Apa bedanya status Negeri terjajah dan merdeka seandainya kita dijauhkan dari kebenaran Al-Qur’an dan Hadits? Apa bedanya penguasa kulit putih, kulit kuning dan kulit sawo matang kalau semuanya tidak punya hasrat menegakkan dinnul Allah? Apa bedanya hokum colonial dan hokum buatan sendiri kalau kedua-duanya tidak memiliki saripati hokum Allah dan nabi-Nya? Pertanyaan-pertanyaan itu harus kita jawab hari ini dengan mengawal dan menjagai negeri ini dari ketersesatan dan penghambaan diri kepada prinsip-prinsip materialistic yang menjauhkan kita dari keislaman dan keimanan yang hakiki. Kita harus bisa menyebar dan bergerak dalam bidang apapun sepanjang itu berada dalam rel shiratal mustaqiem. Karena kita adalah generasi perindu essensi dan eksistensi Islam yang mampu berjalan beriringan dan saling bahu membahu.

“Bagi manusia ada malaikat-malaikat yang selalu mengikutinya bergiliran, di muka dan di belakangnya, mereka menjaganya atas perintah Allah. Sesungguhnya Allah tidak merobah keadaan sesuatu kaum sehingga mereka merobah keadaan yang ada pada diri mereka sendiri. Dan apabila Allah menghendaki keburukan terhadap sesuatu kaum, maka tak ada yang dapat menolaknya; dan sekali-kali tak ada pelindung bagi mereka selain Dia.” (QS;13 Ar Ra’d : 11)

“Apakah kamu mengira bahwa kamu akan masuk syurga, padahal belum datang kepadamu (cobaan) sebagaimana halnya orang-orang terdahulu sebelum kamu?
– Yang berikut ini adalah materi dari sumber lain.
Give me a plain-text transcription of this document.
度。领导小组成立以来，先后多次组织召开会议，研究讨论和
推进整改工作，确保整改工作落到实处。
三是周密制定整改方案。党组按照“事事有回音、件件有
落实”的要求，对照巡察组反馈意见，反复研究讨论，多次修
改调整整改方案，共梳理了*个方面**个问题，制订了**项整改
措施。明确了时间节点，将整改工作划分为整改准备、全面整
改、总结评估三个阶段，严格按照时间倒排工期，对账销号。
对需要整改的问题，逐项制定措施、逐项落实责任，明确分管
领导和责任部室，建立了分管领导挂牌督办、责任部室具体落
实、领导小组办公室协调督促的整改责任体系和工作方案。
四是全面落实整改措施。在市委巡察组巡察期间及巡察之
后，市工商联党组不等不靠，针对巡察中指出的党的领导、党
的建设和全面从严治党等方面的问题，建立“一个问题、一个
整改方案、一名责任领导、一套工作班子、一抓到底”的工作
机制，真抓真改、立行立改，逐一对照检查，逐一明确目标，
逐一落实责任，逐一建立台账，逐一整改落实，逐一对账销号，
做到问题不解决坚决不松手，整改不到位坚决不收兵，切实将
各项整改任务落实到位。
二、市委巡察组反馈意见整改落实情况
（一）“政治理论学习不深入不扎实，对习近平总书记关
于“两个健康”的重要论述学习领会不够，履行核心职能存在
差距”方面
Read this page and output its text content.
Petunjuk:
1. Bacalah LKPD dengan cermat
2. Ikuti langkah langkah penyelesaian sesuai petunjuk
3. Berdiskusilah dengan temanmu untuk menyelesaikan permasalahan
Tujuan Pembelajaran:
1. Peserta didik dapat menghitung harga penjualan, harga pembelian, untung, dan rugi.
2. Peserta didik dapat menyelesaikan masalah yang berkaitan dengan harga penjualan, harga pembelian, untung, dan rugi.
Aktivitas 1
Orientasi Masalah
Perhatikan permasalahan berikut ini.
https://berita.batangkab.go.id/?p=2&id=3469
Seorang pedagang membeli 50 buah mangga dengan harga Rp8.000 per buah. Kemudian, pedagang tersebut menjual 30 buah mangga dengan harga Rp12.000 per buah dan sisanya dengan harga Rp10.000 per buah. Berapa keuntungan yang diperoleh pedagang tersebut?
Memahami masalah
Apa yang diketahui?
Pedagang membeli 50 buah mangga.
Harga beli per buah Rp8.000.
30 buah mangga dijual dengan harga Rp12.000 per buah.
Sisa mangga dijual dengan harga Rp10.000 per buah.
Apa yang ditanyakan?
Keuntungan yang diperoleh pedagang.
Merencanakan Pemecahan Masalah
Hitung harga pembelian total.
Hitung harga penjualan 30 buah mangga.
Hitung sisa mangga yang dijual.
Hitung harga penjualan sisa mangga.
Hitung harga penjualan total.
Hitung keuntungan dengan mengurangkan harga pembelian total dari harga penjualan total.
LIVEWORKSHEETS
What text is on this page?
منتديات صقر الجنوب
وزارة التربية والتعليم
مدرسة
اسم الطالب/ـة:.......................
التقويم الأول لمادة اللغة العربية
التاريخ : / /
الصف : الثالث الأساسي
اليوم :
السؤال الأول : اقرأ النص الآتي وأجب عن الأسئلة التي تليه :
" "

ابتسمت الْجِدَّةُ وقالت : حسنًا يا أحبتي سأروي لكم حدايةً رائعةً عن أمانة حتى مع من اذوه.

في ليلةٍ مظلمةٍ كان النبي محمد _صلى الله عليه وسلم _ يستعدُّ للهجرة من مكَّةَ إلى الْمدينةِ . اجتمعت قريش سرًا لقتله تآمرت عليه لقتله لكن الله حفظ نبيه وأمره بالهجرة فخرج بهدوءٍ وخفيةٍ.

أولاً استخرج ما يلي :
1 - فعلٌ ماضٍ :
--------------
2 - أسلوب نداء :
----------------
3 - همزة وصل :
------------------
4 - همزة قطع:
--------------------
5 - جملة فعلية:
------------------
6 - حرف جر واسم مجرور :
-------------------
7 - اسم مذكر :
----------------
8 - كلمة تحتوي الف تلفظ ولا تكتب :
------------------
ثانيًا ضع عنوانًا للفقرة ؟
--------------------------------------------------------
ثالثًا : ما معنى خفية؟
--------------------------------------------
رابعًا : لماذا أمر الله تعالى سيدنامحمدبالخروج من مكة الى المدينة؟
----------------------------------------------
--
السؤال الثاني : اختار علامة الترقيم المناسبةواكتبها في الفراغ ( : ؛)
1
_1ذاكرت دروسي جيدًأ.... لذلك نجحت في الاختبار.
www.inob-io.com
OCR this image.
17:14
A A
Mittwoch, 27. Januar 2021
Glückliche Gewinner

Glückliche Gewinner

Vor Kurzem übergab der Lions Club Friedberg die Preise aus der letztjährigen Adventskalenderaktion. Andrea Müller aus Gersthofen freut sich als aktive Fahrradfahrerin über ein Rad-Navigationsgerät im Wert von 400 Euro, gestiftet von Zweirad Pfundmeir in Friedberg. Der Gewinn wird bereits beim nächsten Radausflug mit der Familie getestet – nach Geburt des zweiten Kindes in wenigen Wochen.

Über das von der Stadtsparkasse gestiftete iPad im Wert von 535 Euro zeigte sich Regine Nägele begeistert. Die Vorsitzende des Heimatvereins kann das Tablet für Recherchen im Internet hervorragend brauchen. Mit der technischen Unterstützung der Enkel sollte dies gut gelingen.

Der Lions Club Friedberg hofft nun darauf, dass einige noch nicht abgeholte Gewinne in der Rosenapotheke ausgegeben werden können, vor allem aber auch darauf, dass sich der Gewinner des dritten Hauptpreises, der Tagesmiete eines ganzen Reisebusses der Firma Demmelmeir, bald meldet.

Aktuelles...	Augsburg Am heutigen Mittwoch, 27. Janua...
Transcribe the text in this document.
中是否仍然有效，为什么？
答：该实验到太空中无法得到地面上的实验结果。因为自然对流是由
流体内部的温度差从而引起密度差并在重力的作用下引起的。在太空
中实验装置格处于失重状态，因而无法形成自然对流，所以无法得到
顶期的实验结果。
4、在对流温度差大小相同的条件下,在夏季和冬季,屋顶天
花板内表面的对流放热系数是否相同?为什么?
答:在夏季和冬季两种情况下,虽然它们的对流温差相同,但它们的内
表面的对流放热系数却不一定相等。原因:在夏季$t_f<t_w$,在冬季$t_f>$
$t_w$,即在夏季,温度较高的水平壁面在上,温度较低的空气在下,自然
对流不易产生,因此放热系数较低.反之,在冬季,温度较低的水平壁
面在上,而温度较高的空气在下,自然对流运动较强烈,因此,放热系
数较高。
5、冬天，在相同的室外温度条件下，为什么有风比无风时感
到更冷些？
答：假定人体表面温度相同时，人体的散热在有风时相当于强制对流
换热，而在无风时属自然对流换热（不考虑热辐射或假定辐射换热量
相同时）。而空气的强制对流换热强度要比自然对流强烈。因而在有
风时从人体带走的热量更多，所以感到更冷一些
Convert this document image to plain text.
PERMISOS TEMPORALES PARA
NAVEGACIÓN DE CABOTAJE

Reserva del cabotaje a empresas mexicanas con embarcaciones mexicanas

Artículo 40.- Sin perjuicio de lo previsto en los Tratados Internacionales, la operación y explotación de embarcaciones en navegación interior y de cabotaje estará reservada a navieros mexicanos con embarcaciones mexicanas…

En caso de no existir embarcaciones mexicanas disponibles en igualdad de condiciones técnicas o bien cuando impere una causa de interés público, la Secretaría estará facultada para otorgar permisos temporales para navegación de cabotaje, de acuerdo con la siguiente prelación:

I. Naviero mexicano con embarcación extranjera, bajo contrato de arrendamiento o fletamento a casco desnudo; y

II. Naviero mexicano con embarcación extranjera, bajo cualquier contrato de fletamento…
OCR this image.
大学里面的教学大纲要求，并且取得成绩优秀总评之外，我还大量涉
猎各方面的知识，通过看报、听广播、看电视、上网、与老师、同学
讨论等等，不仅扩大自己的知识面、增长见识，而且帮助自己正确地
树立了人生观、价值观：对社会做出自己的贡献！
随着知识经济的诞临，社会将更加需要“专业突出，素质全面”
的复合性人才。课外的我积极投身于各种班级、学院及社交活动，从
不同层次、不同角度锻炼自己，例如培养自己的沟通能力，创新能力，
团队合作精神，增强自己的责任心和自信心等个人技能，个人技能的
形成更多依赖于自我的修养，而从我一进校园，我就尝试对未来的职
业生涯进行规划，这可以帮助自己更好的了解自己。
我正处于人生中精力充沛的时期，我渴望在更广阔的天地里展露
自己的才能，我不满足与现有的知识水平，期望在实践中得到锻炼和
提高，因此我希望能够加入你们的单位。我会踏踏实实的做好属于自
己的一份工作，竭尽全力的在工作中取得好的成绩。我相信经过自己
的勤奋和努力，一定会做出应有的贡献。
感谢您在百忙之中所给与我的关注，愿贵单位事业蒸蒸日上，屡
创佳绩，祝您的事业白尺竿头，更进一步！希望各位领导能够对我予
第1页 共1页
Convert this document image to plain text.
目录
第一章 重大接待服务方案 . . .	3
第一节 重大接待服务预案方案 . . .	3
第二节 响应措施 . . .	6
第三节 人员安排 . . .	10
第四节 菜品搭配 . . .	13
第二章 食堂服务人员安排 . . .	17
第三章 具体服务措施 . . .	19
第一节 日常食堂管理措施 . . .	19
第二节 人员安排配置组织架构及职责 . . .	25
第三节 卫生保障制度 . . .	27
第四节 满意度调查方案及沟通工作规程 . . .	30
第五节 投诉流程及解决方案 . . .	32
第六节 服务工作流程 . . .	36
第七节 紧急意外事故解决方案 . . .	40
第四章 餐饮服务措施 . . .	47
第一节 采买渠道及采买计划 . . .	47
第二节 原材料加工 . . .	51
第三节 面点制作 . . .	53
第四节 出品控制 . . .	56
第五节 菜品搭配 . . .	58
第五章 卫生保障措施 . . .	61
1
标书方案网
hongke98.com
Mereka ditimpa oleh malapetaka dan kesengsaraan, serta digoncangkan (dengan bermacam-macam cobaan) sehingga berkatalah Rasul dan orang-orang yang beriman bersamanya: “Bilakah datangnya pertolongan Allah?” Ingatlah, sesungguhnya pertolongan Allah itu amat dekat.” (Q.S;2 Al-Baqarah : 214)

 

Wallahu a’lam bishawab.

Sanggar Indah Banjaran, 7 Ramadhan 1434 M / 16 Juli 2013 M.